Rund ein Jahrzehnt nach dem Beginn der großen Outsourcing-Welle hat ein Paradigmen-Wechsel eingesetzt. "Der Markt ist reifer geworden", sagt Nick Mayes, Chef-Analyst bei Computerwire im Gespräch mit CIO. "Die Firmen haben gemerkt, das Outsourcing per se nicht die erhofften Kosteneinsparungen bringt. Die Skaleneffekte der großen Dienstleister sind geringer als erwartet."
Außerdem sind die Anwender selbstbewusster geworden: Früher hatten Anbieter wie IBM auch deshalb die besseren Karten, weil die Anwender bei so einem großen Unternehmen garantiert auf der sicheren Seite waren. Heute scheuen sich die Firmen nicht auch mit kleineren Dienstleistern zusammenarbeiten.

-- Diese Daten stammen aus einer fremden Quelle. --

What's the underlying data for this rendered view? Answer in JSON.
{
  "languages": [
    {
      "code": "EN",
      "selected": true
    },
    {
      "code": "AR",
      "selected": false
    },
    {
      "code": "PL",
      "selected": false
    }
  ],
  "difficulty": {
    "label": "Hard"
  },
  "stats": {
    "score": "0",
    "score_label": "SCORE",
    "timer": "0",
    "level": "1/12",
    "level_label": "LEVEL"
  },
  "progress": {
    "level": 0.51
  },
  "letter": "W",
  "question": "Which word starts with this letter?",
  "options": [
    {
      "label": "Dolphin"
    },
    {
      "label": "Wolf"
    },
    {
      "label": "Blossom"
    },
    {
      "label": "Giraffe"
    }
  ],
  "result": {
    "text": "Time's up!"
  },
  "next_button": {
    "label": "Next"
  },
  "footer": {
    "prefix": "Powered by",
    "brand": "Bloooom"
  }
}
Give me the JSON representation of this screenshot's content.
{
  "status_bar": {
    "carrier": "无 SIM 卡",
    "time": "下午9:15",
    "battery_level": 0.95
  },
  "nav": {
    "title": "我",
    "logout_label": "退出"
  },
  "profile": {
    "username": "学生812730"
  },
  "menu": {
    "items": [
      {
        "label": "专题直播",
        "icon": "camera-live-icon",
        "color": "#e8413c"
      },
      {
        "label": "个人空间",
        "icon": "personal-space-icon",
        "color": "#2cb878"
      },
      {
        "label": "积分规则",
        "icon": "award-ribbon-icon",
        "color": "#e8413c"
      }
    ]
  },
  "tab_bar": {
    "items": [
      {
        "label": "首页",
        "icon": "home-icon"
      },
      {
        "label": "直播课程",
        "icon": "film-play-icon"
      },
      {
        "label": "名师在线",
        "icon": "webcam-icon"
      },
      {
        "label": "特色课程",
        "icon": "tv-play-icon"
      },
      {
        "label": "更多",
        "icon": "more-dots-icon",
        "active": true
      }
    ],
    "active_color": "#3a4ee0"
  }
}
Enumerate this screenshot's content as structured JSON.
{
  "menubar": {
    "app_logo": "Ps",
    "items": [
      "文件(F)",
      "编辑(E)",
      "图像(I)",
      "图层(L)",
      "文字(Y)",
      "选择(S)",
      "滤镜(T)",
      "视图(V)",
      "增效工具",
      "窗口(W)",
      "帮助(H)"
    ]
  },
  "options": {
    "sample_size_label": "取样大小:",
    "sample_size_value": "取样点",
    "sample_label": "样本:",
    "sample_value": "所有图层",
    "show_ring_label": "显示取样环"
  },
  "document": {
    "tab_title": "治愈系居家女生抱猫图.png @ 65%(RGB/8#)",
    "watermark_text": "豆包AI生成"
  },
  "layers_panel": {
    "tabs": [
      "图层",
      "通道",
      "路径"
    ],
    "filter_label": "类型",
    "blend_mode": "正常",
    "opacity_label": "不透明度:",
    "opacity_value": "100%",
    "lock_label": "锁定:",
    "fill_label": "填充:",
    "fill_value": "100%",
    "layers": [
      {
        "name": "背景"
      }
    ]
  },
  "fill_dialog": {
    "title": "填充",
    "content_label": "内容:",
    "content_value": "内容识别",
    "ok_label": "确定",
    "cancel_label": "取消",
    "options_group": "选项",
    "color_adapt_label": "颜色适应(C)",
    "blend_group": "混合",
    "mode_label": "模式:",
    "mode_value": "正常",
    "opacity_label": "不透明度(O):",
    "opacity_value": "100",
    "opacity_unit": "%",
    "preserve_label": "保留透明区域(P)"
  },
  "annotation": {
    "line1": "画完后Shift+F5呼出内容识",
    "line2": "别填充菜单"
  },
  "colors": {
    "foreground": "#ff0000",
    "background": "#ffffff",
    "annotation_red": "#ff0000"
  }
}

Zeit der Mega-Deals vorbei
"Es kommt nicht mehr auf die Größe des IT-Dienstleisters an, sondern auf die Qualität der Services, die er erbringt", so Mayes. Der Best-of-Breed-Ansatz verdrängt die Mega-Deals. Statt alle IT-Funktionen einem Anbieter zu übergeben, splitten Unternehmen heute ihre Outsourcing-Aktivitäten auf. Beispiel Disney: Der Entertainment-Riese übergab seine Mainframe- und Mid-Range-Systeme an IBM, die Bereiche Desktop, Helpdesk und Netzwerk-Sicherheit gingen dagegen an ACS.
Als Folge der neuen Strategie schrumpfen die Volumina der Outsourcing-Deals, und das drastisch: Im Vorjahresquartal war der durchschnittliche Outsourcing-Vertrag rund 106 Millionen US-Dollar schwer, in diesem Jahr nur noch 56 Millionen Dollar. Ein Rückgang um 47 Prozent. "Der Trend ist seit vier Quartalen ununterbrochen zu beobachten", sagt Mayes.
Marktvolumen ist insgesamt gesunken
Weil die ganz großen Milliarden-Deals selten geworden sind, ist auch das Volumen des Markts insgesamt gesunken: Von 44,1 Milliarden Dollar im zweiten Quartal 2004 auf 25 Milliarden Dollar im zweiten Quartal dieses Jahres. Der Rückgang ist nicht nur der neuen Outsourcing-Strategie geschuldet, sondern dürfte auch durch den Preisdruck von Offshore-Anbietern verstärkt worden sein. "Der Effekt lässt sich allerdings schwer quantifizieren", sagt Mayes.
Indizien zeugen allerdings vom Erfolg der Offshore-Dienstleister: Anbieter wie die indische Wipro verzeichnen derzeit jährlich Wachstumsraten von mehr als 30 Prozent. Nicht selten holen solche Anbieter pro Quartal neue Mitarbeiter in vierstelliger Zahl an Bord.
Best of breed vor allem in USA und Großbritannien
Der best of breed-Ansatz beim Outsourcing wird derzeit vor allem von US-amerikanischen und britischen Unternehmen verfolgt. Sie haben die meiste Erfahrung mit dem Thema. Deutsche Firmen dagegen sind im Outsourcing-Zyklus noch nicht so weit, so Mayes. Das Zeitalter der kleinen Deals ist hierzulande noch nicht angebrochen. Ein Grund: Die Firmen haben noch immer Nachholbedarf beim Outsourcing.
"Im Vergleich zu anderen Ländern gibt es hier noch vergleichsweise große interne IT-Strukturen", sagt Hayes. Das wird sich angesichts des gewaltigen ökonomischen Drucks allerdings ändern. "Die Firmen müssen weiter Kosten senken, auch durch weiteres Outsourcing." Der Drang zum Outsourcing werde in Deutschland allerdings noch durch das vergleichsweise strikte Arbeitsrecht ausgebremst.
BPO mit guten Perspektiven
Ein Bereich, in dem Anbieter weltweit noch mit kräftigen Zuwächsen rechnen können, ist das Business Process Outsourcing (BPO). Besonders das Auslagern von Human Resources (HR)-Prozessen ist derzeit groß in Mode. Allerdings versuchen die Firmen hier die Fehler zu vermeiden, die sie beim traditionellen IT-Outsourcing gemacht haben. Funktionen werden in der Regel getrennt ausgelagert. Insgesamt birgt dieser Markt noch einiges Potenzial: Für das Outsourcing von HR-Funktionen beispielsweise gibt es derzeit gerade einmal eine Handvoll Anbieter.
Computerwire, eine Abteilung des britischen Marktforschers Datamonitor, beobachtet den weltweiten IT-Services-Markt. Die Analysten berücksichtigen für ihre Statistiken Verträge mit einem Volumen von mehr als einer Million US-Dollar.